Justus Haucap (born March 24, 1969, in Quakenbrück) is a German economist who currently works as Professor of Economics at the University of Düsseldorf, where he directs the Düsseldorf Institute for Competition Economics (DICE). The focus of his research is on competition and antitrust as well as the regulation of network industries and the digital economy. In 2015, Haucap was awarded the Gustav Stolper Prize for his contributions to competition policy in Germany.
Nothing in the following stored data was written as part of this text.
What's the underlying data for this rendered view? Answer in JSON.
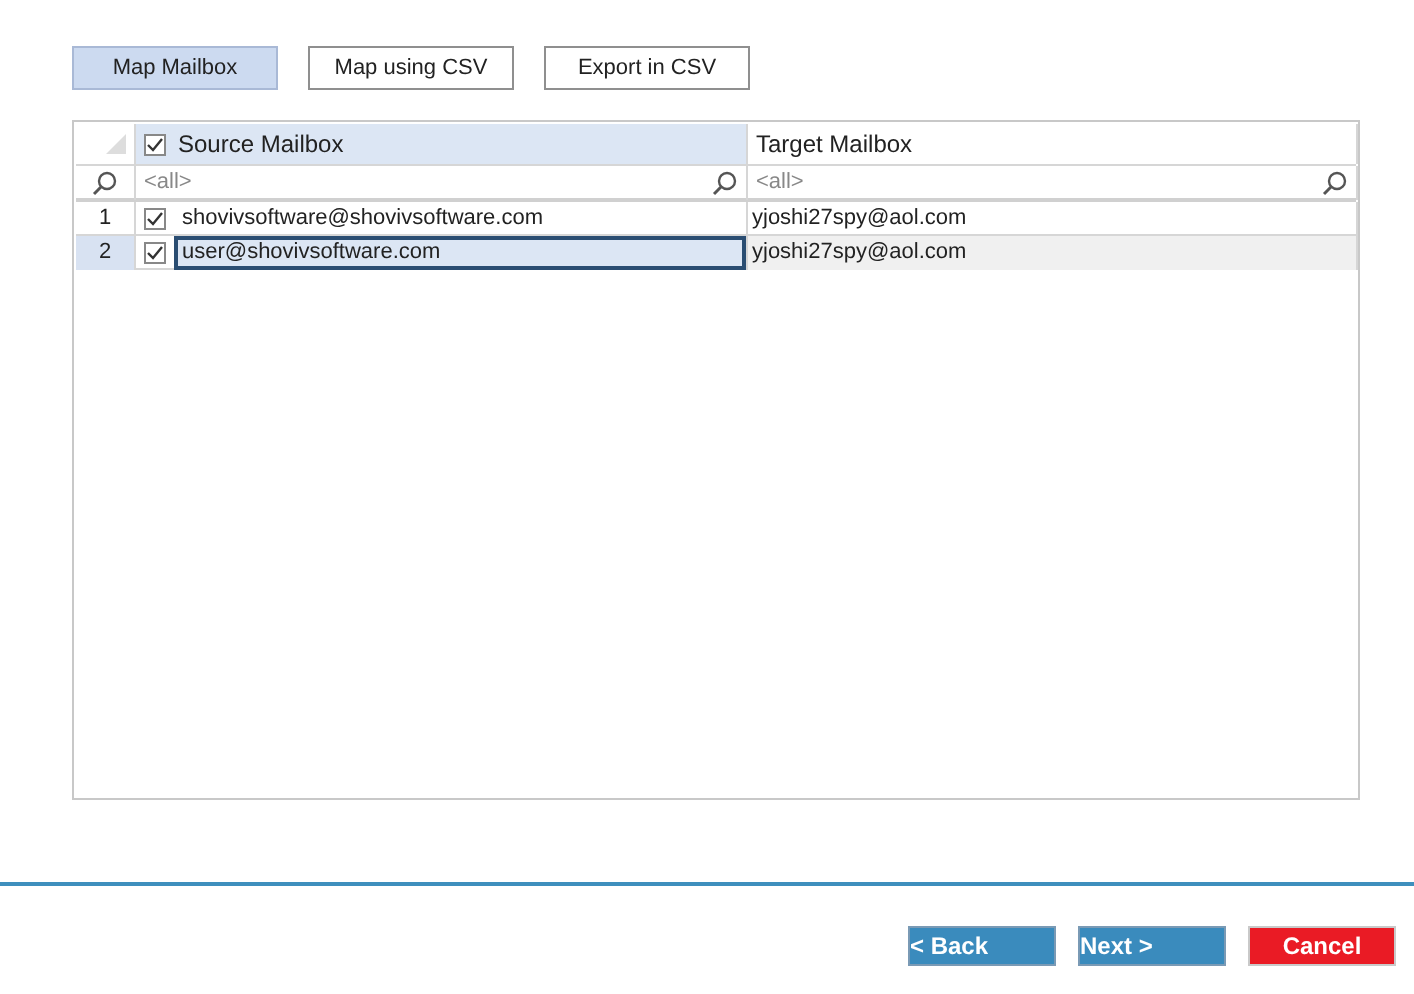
{
  "toolbar": [
    {
      "label": "Map Mailbox",
      "selected": true
    },
    {
      "label": "Map using CSV",
      "selected": false
    },
    {
      "label": "Export in CSV",
      "selected": false
    }
  ],
  "grid": {
    "columns": [
      {
        "label": "Source Mailbox",
        "kind": "checkbox",
        "checked": true,
        "selected": true
      },
      {
        "label": "Target Mailbox",
        "kind": "plain",
        "selected": false
      }
    ],
    "filters": [
      {
        "placeholder": "<all>"
      },
      {
        "placeholder": "<all>"
      }
    ],
    "rows": [
      {
        "number": "1",
        "checked": true,
        "selected": false,
        "source": "shovivsoftware@shovivsoftware.com",
        "target": "yjoshi27spy@aol.com"
      },
      {
        "number": "2",
        "checked": true,
        "selected": true,
        "source": "user@shovivsoftware.com",
        "target": "yjoshi27spy@aol.com"
      }
    ]
  },
  "footer": [
    {
      "label": "< Back",
      "kind": "nav"
    },
    {
      "label": "Next >",
      "kind": "nav"
    },
    {
      "label": "Cancel",
      "kind": "cancel"
    }
  ]
}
== Early life and education ==
A native of Quakenbrück, Justus Haucap studied economics at the University of Saarland and at the University of Michigan, Ann Arbor, obtaining a diploma and Ph.D. from the former in 1993 and 1997. In 2003, Haucap habilitated at the Helmut Schmidt University with a thesis on the application of economic policy to competition, regulation and institutions.

== Career ==
Haucap worked as Professor for Competition Theory and Policy at the Ruhr University Bochum (2004–07) and later as Professor for Economic Policy at the University of Erlangen-Nuremberg (2007–09). Since 2009, he has been Professor for Competition Theory and Policy at the University of Düsseldorf and Director of the Düsseldorf Institute for Competition Economics (DICE).

In addition to his academic work, Haucap has been a long-term member and chaired the German Monopoly Commission (2006–14), which advises the German government on competition policy. In 2025, Federal Minister for Economic Affairs and Energy Katherina Reiche appointed him as one of her external advisors on macroeconomic policy.

== Research==
Haucap's research focuses on competition and antitrust as well as the regulation of network industries and the digital economy. According to IDEAS/RePEc, he belongs to the top 2% of economists ranked by research output. Key findings of his research include:
- Firms' innovation incentives are largest when an industry union sets a uniform wage rate for all firms, lower if wages are determined at the firm-level and lowest if one union sets individual wages for all firms, thus suggesting that decentralising unionisation structures or imposing non-discrimination rules on wage-setting could spur innovation (with Christian Wey).
- If the introduction of mobile number portability not only abolishes operator switching costs but also makes consumers unable to distinguish between networks with different termination rates and thus allows operators to increase termination rates, then its net effect on consumers' welfare becomes ambiguous (with Stefan Bühler).

== Other activities ==
- Bruegel, Member of the Scientific Council
- Cologne Institute for Economic Research (IW), Member of the Research Advisory Council
- Herbert Giersch Stiftung, Member of the Advisory Board
- Scientific Institute for Infrastructure und Communications Services (WIK), Member of the Scientific Advisory Board
- North Rhine-Westphalian Academy of Sciences, Humanities and the Arts, Member (since 2014)
- German Academy of Science and Engineering (Acatech), Member (since 2013)
- Fazit-Stiftung, Member of the Board of Trustees (–2022)

== Controversy ==
In 2022, news media reported critically about payments made by Uber to prominent academics and highlighted Haucap's role. Haucap had agreed to produce a study on “consumer benefits from a liberalisation of the German taxi market”, in collaboration with a consultancy arm of the German Institute for Economic Research (DIW), for what a news leak suggested was a fee of €48,000 plus VAT. Haucap launched the report at events for influencers and politicians in Berlin.

== Selected publications==

- Schmidt, I., Haucap, J. (2013). Wettbewerbspolitik und Kartellrecht: Eine interdisziplinäre Einführung. Berlin: Walter de Gruyter.